Ministro afirma que legislação só proíbe magistrados de atuarem como sócios dirigentes e rebate críticas sobre conduta na carreira

Alexandre de Moraes diz que juízes podem receber por palestras e ter ações de empresas Créditos: Antonio Augusto/STF

O ministro do Supremo Tribunal Federal (STF), Alexandre de Moraes, afirmou que magistrados podem receber remuneração por palestras e manter participação acionária em empresas, desde que não exerçam função administrativa ou de direção nesses negócios. A declaração foi feita nesta terça-feira (4), durante julgamento que analisa regras sobre o uso de redes sociais por juízes.

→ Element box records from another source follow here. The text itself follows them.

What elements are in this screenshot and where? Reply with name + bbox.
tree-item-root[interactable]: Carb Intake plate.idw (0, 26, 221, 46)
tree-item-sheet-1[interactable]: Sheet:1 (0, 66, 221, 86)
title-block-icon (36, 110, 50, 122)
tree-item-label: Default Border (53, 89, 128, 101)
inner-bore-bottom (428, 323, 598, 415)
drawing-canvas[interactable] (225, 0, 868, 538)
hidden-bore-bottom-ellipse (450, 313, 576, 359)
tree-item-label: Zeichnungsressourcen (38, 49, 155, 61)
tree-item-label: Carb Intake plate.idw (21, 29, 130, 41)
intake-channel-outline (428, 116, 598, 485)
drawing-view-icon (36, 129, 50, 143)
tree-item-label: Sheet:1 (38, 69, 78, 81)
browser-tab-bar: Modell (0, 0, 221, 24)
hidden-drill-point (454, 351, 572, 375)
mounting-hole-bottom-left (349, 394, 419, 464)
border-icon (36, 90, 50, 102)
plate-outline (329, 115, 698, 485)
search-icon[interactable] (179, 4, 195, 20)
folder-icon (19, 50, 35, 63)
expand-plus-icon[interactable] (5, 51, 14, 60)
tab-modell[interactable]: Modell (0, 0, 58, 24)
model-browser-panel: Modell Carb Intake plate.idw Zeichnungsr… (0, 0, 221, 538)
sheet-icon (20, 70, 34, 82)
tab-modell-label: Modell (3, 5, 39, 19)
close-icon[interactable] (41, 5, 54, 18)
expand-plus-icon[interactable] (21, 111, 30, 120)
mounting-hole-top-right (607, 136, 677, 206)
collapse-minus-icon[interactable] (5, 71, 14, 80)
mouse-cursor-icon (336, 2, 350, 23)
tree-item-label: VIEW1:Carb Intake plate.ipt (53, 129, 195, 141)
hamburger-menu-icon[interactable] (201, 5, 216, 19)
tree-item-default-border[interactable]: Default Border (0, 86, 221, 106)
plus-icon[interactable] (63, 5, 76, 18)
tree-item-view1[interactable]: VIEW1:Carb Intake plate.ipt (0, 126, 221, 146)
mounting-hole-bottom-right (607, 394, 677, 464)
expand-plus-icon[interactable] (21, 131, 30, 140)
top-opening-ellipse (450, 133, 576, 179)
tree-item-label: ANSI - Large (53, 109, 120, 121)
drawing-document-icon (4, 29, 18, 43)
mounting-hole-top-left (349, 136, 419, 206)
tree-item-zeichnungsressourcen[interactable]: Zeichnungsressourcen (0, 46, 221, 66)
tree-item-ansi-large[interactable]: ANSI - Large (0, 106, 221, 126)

Segundo Moraes, a Lei Orgânica da Magistratura Nacional (Loman) estabelece diversas restrições à atividade dos magistrados, mas impede apenas a participação como sócio dirigente. Para o ministro, críticas sobre o tema ignoram o conteúdo da legislação.

Durante a sessão, Moraes explicou que a posse de ações ou investimentos financeiros não compromete a atuação judicial. Ele citou como exemplo aplicações bancárias e participação societária, que são permitidas desde que não haja envolvimento na gestão das empresas.

O ministro Dias Toffoli acompanhou o entendimento. Ele afirmou que magistrados podem receber rendimentos de bens e heranças familiares, desde que não atuem diretamente na administração dos negócios.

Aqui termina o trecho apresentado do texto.